Removing one level of quotes.

> On Wed, Apr 4, 2018, 22:34 Nico Williams <n...@cryptonector.com> wrote:
>> On Wed, Apr 04, 2018 at 07:22:38PM -0700, Eric Rescorla wrote:
>> > I don't think that this comparison is particularly apt.The
>> > representation in HSTS is simply "I support HSTS". The representation
>> > in HPKP is "I will use either consistent keying material *or* a
>> > consistent set of CAs". The representation here is "I will continue to
>> > have DNSSEC-signed DANE records". That is a significantly more risky
>> > proposition than continuing to support TLS (and I'm ignoring the risk
>> > of hijacking attacks that people were concerned with with HPKP), and
>> > so this seems rather more like HPKP to me.
>>
>> Without a TTL (with zero meaning "clear the pin to DANE") this extension
>> can only really be used with mandatory-to-use-with-DANE protocols, where
>> the commitment to "continue to have DNSSEC-signed DANE records" is
>> implied.
>
> This is just not true.  As I said in my earlier message, servers can
> switch based on the ClientHello.
>
> Clients advertise which methods they support, servers switch, and they
> both see how often DANE gets used.  When it gets high enough, they turn off
> the fallback.  Just like every other TLS feature we've ever done.
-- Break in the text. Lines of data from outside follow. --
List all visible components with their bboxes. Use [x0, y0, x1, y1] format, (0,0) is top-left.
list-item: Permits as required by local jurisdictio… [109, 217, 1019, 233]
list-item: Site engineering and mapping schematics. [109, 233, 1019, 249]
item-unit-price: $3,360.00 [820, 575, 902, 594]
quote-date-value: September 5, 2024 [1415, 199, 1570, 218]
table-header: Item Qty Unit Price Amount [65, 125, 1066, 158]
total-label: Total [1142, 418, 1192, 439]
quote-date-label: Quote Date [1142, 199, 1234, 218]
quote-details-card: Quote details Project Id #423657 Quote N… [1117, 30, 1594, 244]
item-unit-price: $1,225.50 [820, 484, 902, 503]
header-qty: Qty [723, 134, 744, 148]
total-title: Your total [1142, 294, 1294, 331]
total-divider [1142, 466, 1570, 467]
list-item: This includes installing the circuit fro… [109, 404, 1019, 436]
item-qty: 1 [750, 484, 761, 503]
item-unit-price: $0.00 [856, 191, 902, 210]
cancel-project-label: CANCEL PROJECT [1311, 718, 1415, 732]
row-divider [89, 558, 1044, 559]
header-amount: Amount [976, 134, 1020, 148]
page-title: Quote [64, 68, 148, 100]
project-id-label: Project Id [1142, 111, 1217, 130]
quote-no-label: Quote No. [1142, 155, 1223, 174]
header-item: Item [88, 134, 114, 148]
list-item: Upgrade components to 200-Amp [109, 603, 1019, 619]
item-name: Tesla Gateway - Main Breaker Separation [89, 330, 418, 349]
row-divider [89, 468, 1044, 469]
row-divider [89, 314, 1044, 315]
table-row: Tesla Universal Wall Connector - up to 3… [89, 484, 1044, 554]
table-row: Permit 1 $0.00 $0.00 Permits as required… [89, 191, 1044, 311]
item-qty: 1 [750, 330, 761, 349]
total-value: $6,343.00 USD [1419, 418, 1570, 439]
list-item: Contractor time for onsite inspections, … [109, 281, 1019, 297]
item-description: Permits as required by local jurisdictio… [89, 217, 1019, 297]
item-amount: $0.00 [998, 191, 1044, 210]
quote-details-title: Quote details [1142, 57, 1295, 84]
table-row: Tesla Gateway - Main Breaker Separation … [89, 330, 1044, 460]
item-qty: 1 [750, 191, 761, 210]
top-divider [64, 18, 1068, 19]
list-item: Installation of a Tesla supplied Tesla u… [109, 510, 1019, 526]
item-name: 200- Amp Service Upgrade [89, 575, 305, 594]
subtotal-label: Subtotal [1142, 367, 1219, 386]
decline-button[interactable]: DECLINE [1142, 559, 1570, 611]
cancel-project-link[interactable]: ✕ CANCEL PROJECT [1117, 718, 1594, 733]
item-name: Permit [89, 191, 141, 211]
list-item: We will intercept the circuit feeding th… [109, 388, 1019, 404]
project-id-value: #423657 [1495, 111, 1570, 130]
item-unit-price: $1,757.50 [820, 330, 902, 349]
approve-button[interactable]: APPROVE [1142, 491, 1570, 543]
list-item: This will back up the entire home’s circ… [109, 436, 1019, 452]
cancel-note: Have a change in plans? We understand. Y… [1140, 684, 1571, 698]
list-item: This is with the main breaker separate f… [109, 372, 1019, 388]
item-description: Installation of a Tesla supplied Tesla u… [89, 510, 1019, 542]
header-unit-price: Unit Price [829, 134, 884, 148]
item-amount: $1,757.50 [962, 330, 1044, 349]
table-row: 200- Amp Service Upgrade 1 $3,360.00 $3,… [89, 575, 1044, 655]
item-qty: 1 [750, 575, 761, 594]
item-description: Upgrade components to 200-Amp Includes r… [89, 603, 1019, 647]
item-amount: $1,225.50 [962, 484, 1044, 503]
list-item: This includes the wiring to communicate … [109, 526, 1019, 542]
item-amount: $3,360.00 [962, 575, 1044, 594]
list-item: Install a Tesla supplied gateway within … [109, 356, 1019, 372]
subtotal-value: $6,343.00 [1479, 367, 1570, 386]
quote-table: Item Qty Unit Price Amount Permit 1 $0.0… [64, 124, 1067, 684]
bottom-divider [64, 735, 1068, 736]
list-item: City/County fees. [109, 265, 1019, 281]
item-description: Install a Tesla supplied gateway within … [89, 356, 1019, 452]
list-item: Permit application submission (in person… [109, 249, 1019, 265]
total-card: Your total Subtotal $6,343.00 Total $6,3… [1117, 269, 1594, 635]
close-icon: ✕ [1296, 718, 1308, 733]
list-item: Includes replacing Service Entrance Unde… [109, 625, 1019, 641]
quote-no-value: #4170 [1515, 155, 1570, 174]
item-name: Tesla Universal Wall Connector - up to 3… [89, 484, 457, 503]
If clients and servers just negotiate the use of DANE, then there's a
downgrade attack when DANE is the only outcome desired by the server
operator but some WebPKI CA is willing to issue a rogue certificate for
it.

That downgrade is a fatal flaw for any protocols where this extension
isn't mandatory.

QED.

We cannot be serious about security while promoting a protocol with a
glaring downgrade attack.

The TTL with pin-to-DANE semantics alleviates this by allowing the use
of DANE to become mandatory-like for some time after first-use.  It's
TOFU-ish (Trust On First Use).  TOFU has worked rather well for some
protocols, and it will probably work well in the future.

This mechanism to make this extension mandatory-for-some-time negates
the downgrade attack *and* simultaneously provides a path to undo the
use of DANE -- something that operators can reasonably be expected to
demand for any protocol where this extension is not mandatory.